1.

Introduction

In recent years, various polarization techniques have been developed and tested for different clinical applications, especially for cancer detections.^1–3 It has been demonstrated that the simple linear degree of polarization (LDOP) imaging can mark the margins of cancerous tissues in both ex vivo and in vivo conditions.^4–6 Since the LDOP imaging of anisotropic tissues can be sensitive to the orientation of the samples,⁷ a rotating linear polarization imaging (RLPI) method has been developed to provide a set of orientation insensitive parameters, which can be used to differentiate different microstructural features in cancerous tissues.^8–11 Mueller matrix imaging methods were also tested in various clinical applications.^12–14 However, although it comprehensively describes how the polarization states are transformed from the incident into the scattered light, a Mueller matrix reveals limited explicit information on the structural or optical properties of the medium.
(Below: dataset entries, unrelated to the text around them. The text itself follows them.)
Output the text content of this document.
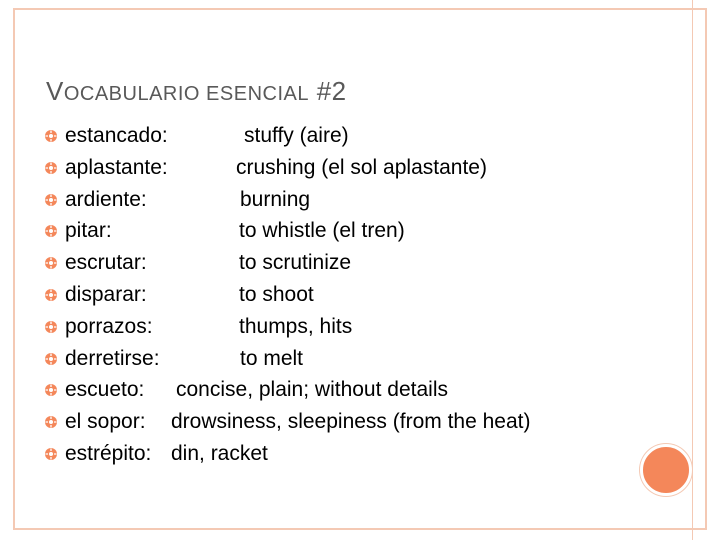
VOCABULARIO ESENCIAL #2
estancado:	stuffy (aire)
aplastante:	crushing (el sol aplastante)
ardiente:	burning
pitar:	to whistle (el tren)
escrutar:	to scrutinize
disparar:	to shoot
porrazos:	thumps, hits
derretirse:	to melt
escueto: concise, plain; without details
el sopor: drowsiness, sleepiness (from the heat)
estrépito: din, racket
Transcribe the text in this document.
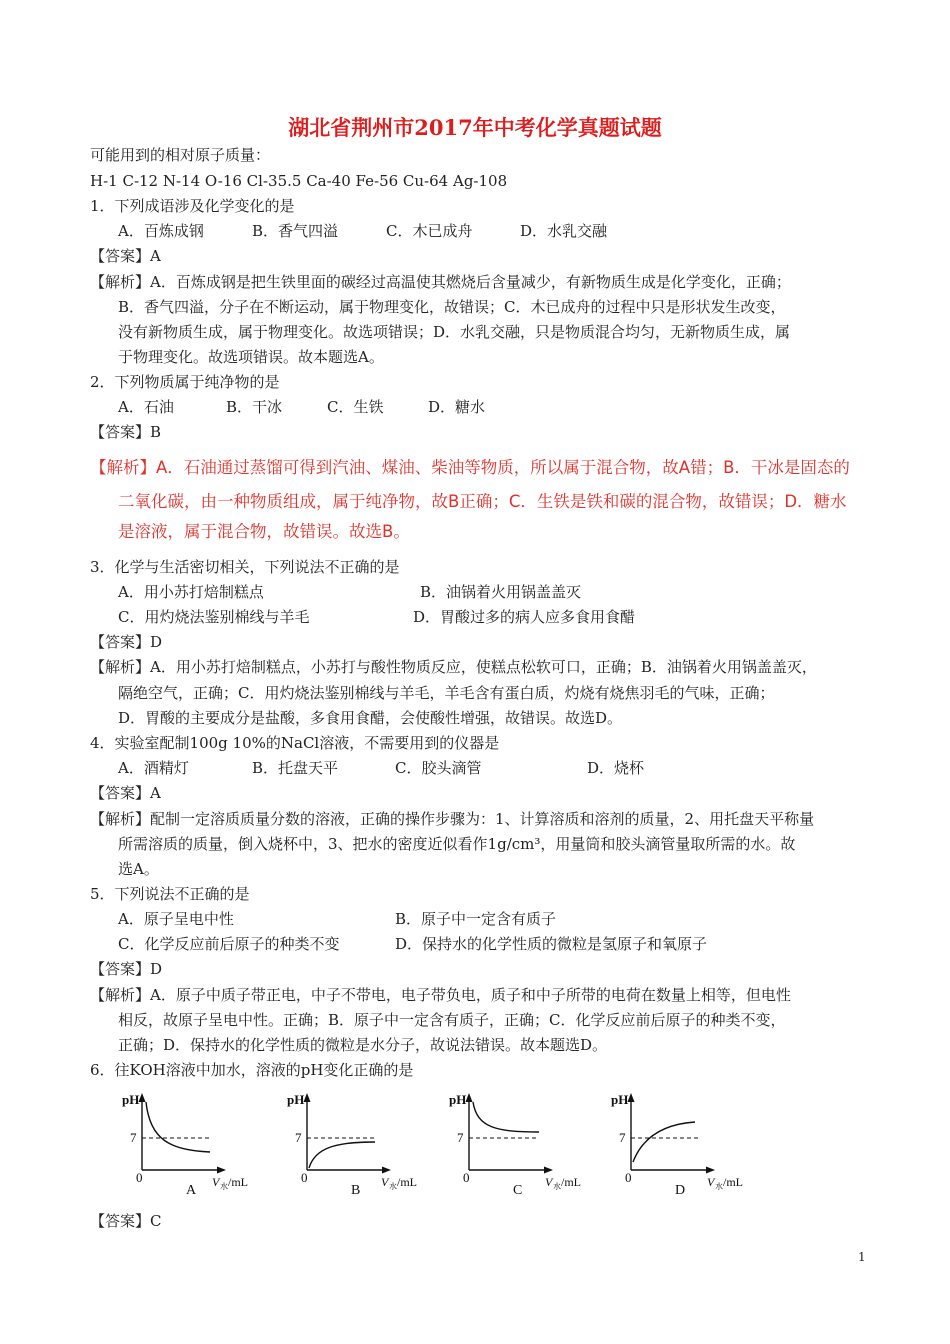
湖北省荆州市2017年中考化学真题试题
可能用到的相对原子质量：
H-1 C-12 N-14 O-16 Cl-35.5 Ca-40 Fe-56 Cu-64 Ag-108
1．下列成语涉及化学变化的是
A．百炼成钢	B．香气四溢	C．木已成舟	D．水乳交融
【答案】A
【解析】A．百炼成钢是把生铁里面的碳经过高温使其燃烧后含量减少，有新物质生成是化学变化，正确；
B．香气四溢，分子在不断运动，属于物理变化，故错误；C．木已成舟的过程中只是形状发生改变，
没有新物质生成，属于物理变化。故选项错误；D．水乳交融，只是物质混合均匀，无新物质生成，属
于物理变化。故选项错误。故本题选A。
2．下列物质属于纯净物的是
A．石油	B．干冰	C．生铁	D．糖水
【答案】B
【解析】A．石油通过蒸馏可得到汽油、煤油、柴油等物质，所以属于混合物，故A错；B．干冰是固态的
二氧化碳，由一种物质组成，属于纯净物，故B正确；C．生铁是铁和碳的混合物，故错误；D．糖水
是溶液，属于混合物，故错误。故选B。
3．化学与生活密切相关，下列说法不正确的是
A．用小苏打焙制糕点	B．油锅着火用锅盖盖灭
C．用灼烧法鉴别棉线与羊毛	D．胃酸过多的病人应多食用食醋
【答案】D
【解析】A．用小苏打焙制糕点，小苏打与酸性物质反应，使糕点松软可口，正确；B．油锅着火用锅盖盖灭，
隔绝空气，正确；C．用灼烧法鉴别棉线与羊毛，羊毛含有蛋白质，灼烧有烧焦羽毛的气味，正确；
D．胃酸的主要成分是盐酸，多食用食醋，会使酸性增强，故错误。故选D。
4．实验室配制100g 10%的NaCl溶液，不需要用到的仪器是
A．酒精灯	B．托盘天平	C．胶头滴管	D．烧杯
【答案】A
【解析】配制一定溶质质量分数的溶液，正确的操作步骤为：1、计算溶质和溶剂的质量，2、用托盘天平称量
所需溶质的质量，倒入烧杯中，3、把水的密度近似看作1g/cm³，用量筒和胶头滴管量取所需的水。故
选A。
5．下列说法不正确的是
A．原子呈电中性	B．原子中一定含有质子
C．化学反应前后原子的种类不变	D．保持水的化学性质的微粒是氢原子和氧原子
【答案】D
【解析】A．原子中质子带正电，中子不带电，电子带负电，质子和中子所带的电荷在数量上相等，但电性
相反，故原子呈电中性。正确；B．原子中一定含有质子，正确；C．化学反应前后原子的种类不变，
正确；D．保持水的化学性质的微粒是水分子，故说法错误。故本题选D。
6．往KOH溶液中加水，溶液的pH变化正确的是
pH
7
0
A
V 水 /mL
pH
7
0
B
V 水 /mL
pH
7
0
C
V 水 /mL
pH
7
0
D
V 水 /mL
【答案】C
1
To address this problem, different Mueller matrix decomposition techniques have been proposed, which derive a set of polarization parameters with specific physical meanings, such as the diattenuation $D$, retardance $R$, and depolarization power $\mathrm{\Delta }$ obtained by the Mueller matrix polar decomposition (MMPD).^15–17 Inspired by RLPI, a Mueller matrix transformation (MMT) technique was also proposed to derive new polarization parameters, which are functions of the Mueller matrix elements but are explicitly correlated to specific microstructures or the optical properties of the medium, such as the densities and sizes of subwavelength scatterers or the orientation and alignment of the fibers.¹⁸ These different polarization techniques rely on different contrast mechanisms and have their own advantages and disadvantages.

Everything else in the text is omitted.